Teaching and learning
The University of Sydney is committed to educating the best and brightest students regardless of their cultural background.
Sydney enrols over 45,000 undergraduate and postgraduate students from more than 120 countries. With over 1000 undergraduate and postgraduate degrees spread across 16 faculties, these young men and women are free to pursue a broad range of subjects, many of which are not available at other Australian Universities.
There is no such thing as a typical University of Sydney student. The University prides itself on its diverse student body, attracting students from different nationalities, religions and economic backgrounds. In the past year the University has awarded over 1350 scholarships to undergraduate and postgraduate students; helping disadvantaged students achieve their higher education goals and our most promising minds focus on their learning and research without the distractions of financial worries.
Our students benefit from studying alongside top researchers, and in some cases, assisting with their research. This practical experience challenges our students to excel as leaders in whatever field they choose upon graduation.

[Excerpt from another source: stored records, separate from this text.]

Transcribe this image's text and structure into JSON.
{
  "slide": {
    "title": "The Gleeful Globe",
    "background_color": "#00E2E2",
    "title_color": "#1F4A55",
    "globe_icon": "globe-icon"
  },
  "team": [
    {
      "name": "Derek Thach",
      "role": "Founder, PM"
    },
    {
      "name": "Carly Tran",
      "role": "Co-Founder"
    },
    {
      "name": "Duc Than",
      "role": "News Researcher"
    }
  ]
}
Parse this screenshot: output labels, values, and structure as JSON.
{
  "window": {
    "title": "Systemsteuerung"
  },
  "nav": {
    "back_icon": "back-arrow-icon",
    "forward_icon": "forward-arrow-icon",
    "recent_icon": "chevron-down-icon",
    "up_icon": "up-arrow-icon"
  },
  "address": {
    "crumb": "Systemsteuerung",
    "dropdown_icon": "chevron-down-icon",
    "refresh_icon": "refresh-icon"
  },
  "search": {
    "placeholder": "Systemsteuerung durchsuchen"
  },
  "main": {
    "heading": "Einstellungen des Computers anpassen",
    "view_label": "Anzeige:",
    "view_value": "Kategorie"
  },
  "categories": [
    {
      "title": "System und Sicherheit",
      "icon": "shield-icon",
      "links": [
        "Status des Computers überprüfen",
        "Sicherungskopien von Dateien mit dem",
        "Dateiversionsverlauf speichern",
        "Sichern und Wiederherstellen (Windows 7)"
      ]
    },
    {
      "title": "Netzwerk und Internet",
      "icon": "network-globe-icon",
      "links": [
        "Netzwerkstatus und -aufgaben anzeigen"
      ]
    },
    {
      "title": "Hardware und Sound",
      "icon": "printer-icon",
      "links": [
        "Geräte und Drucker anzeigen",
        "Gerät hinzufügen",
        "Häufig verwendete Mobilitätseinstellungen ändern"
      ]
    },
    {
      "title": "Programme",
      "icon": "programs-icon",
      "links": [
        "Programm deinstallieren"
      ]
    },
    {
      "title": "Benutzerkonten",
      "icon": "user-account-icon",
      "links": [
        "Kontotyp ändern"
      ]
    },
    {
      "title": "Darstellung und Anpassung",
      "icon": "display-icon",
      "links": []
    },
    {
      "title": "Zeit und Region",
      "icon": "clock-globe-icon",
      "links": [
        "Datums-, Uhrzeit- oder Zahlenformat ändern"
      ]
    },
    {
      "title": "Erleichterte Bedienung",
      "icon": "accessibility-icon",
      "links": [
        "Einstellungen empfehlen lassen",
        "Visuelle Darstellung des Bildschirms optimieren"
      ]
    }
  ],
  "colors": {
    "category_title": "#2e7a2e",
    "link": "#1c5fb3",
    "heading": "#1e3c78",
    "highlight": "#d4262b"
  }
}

Recently the University has:
- Created a Peace and Conflict major for students of the arts, promoting interdisciplinary research and an understanding of the causes and conditions affecting conflict resolution. The Centre for Peace and Conflict Studies seeks to promote a positive dialogue among individuals and communities, facilitating peace in interpersonal relationships, organisations and international relations. Students in this program benefit from a strong theoretical grounding, gaining an understanding of concepts crucial to their success as postgraduates and beyond.
- Introduced a Global Energy and Resources Law course focusing on energy security, international access to energy resources and approaches to reforming the Australian energy market. As resource and energy exports are likely to play a significant role in the future of the Australian economy, this course will allow students to take leadership in an area vital to national affairs.
- Promoted indigenous participation in tertiary education through the Koori Centre’s Cadigal program, which provides support for Aboriginal and Torres Strait Islanders who want to pursue higher education. Two students will graduate from the program this year, including its first Indigenous PhD scholar.
- Launched the new Master of Human Rights and Democratisation program. Established by the Faculty of Arts and Social Sciences with funding from the European Union, the course gives students from throughout Asia and Australia the tools to advocate for human rights and democracy within their communities and throughout the world.
- With the support of the Bill and Melinda Gates Foundation, trained and mentored five gifted young scientists from eastern Africa in cereal rust pathology and resistance breeding. These beneficiaries of the University’s teaching will be given the tools to combat the significant rust threats which continue to put global food security in jeopardy. They will also be able to impart their knowledge in their own countries, establishing a self-sustaining system of in-country talent development.